Pogacar e Vingegaard tiveram de se defender contra a inalação de monóxido de carbono, que mede os benefícios do treino em altitude, mas que pode ter efeitos dopantes se for mal utilizado.
75 ciclistas atualmente suspensos
Jeroen Swart, coordenador de desempenho da UAE, a equipa de Pogacar, criticou a "polémica sensacionalista", explicando que se tratava de uma "técnica muito normalizada" que a sua equipa já não utilizava porque os testes tinham sido conclusivos.
No entanto, a União Ciclista Internacional (UCI) solicitou à Agência Mundial Antidopagem (AMA) a proibição da inalação deste gás letal, encorajada pelo Movimento para o Ciclismo Credível (MPCC), que insiste na necessidade de manter "as luzes acesas" num "clima de suspeição latente".

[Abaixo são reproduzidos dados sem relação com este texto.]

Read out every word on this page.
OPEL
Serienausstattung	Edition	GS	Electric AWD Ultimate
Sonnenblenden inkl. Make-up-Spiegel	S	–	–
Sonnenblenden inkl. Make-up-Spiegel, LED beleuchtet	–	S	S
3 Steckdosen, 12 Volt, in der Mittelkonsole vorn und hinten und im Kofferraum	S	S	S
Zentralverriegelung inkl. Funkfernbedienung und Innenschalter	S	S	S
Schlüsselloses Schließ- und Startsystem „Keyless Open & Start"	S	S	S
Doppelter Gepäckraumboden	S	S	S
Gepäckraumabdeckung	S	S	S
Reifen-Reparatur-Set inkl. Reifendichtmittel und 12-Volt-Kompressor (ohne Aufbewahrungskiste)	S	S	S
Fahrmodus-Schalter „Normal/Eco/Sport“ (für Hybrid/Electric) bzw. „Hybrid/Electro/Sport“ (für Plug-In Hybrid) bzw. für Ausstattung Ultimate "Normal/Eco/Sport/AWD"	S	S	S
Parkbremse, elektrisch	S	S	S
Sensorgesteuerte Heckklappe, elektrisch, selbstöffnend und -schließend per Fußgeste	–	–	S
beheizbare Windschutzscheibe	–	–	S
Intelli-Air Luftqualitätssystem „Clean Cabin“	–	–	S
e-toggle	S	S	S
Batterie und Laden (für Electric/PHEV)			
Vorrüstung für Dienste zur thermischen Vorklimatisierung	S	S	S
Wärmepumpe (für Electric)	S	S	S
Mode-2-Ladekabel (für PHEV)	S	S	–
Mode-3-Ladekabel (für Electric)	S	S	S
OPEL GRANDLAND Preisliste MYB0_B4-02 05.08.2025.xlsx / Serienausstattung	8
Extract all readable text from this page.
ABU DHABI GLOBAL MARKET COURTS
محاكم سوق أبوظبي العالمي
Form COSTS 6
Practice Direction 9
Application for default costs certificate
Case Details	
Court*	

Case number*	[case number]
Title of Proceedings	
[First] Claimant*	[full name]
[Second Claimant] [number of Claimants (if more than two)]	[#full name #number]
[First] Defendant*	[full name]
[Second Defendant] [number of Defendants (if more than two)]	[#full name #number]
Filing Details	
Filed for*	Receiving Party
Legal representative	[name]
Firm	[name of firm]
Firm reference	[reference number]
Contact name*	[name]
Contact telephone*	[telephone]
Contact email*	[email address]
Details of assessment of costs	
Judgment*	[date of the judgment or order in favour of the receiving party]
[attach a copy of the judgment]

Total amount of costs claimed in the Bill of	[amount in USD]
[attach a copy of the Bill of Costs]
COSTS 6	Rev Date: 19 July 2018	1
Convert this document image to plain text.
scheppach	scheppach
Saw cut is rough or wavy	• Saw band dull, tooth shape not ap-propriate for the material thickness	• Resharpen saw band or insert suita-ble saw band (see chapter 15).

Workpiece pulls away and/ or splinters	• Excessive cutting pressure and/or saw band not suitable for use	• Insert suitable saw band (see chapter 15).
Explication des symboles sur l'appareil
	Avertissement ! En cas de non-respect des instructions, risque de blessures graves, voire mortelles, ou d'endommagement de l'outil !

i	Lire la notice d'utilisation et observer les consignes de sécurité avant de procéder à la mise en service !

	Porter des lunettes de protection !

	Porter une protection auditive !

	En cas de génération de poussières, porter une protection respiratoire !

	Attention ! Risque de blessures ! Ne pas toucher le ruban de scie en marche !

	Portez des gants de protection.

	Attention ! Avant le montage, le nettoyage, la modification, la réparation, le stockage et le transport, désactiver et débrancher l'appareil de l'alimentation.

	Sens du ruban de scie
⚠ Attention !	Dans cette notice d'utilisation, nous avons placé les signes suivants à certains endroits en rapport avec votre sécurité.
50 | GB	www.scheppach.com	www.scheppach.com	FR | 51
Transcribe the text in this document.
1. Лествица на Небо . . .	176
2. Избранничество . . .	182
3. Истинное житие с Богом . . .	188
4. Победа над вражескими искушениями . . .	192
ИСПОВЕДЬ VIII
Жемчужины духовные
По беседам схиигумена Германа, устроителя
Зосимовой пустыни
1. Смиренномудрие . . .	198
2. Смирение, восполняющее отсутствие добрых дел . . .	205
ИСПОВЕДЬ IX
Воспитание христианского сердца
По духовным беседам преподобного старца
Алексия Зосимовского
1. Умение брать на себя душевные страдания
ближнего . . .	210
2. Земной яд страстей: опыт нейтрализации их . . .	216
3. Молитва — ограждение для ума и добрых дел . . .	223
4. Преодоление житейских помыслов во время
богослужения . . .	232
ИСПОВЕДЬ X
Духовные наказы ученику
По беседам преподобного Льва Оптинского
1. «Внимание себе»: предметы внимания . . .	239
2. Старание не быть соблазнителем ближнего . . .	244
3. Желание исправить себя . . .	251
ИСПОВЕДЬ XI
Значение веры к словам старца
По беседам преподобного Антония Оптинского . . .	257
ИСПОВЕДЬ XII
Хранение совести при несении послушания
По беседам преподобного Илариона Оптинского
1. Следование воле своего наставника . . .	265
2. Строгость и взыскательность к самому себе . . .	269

No seu último boletim, publicado em setembro, o MPCC, que reúne sete equipas do World Tour com o objetivo de estar na vanguarda da luta contra o doping, identificou 75 ciclistas com licença profissional a serem atualmente suspensos por doping, com 15 a 20 novos casos por ano.
Metade destes casos estavam na altura do seu teste no nível Continental, a terceira divisão do mundo, onde os ciclistas, ao contrário das duas divisões superiores, não são obrigados a apresentar um passaporte biológico, "uma das pedras angulares da luta contra o doping", de acordo com o MPCC.
A Colômbia, com 16 ciclistas suspensos, é o país mais afetado. A EPO, no centro do escândalo da Festina, continua a ser a principal substância incriminada (25%), à frente dos esteróides (13%). Apenas 8% pertencem à Volta ao Mundo masculina, que inclui a maior parte dos ciclistas que participam na Volta a França.
600 testes na Volta a França
Na maior corrida do mundo, foram colhidas 600 amostras de sangue e urina em 2024 e outras 400 fora de competição no mês que antecedeu o evento. Após cada etapa, o vencedor e o camisola amarela foram sistematicamente testados pela ITA (Agência Internacional de Testes). Desde 2021, a UCI, cujo orçamento antidopagem aumentou para 10 milhões de euros até ao final de 2024, delegou atividades operacionais a esta agência independente, que recolheu um total de 15.200 amostras em 2023.
Pela primeira vez, foi incluído no sistema um módulo endócrino capaz de detetar a utilização da hormona de crescimento humano.
Não foram registados casos positivos durante a Volta a França. Uma seleção das amostras será conservada para uma eventual reanálise dentro de 10 anos.
No que diz respeito à fraude tecnológica, a UCI afirma que é "impossível passar despercebido" com a inspeção das bicicletas através de pastilhas magnéticas e da tecnologia de inspeção por raios X. No final de setembro, mais de 8000 bicicletas tinham sido controladas em 2024, segundo a UCI, e nenhum caso de fraude tinha sido detetado.
A UCI criou também um "programa de recompensas" para recompensar financeiramente os informadores que denunciem casos de fraude tecnológica.
Numa corrida profissional, o único caso comprovado de uma bicicleta auxiliada por um motor escondido remonta a janeiro de 2016, no Campeonato do Mundo de Ciclocross de Sub-23. O caso valeu à piloto belga Femke Van den Driessche, de 19 anos, uma suspensão de seis anos.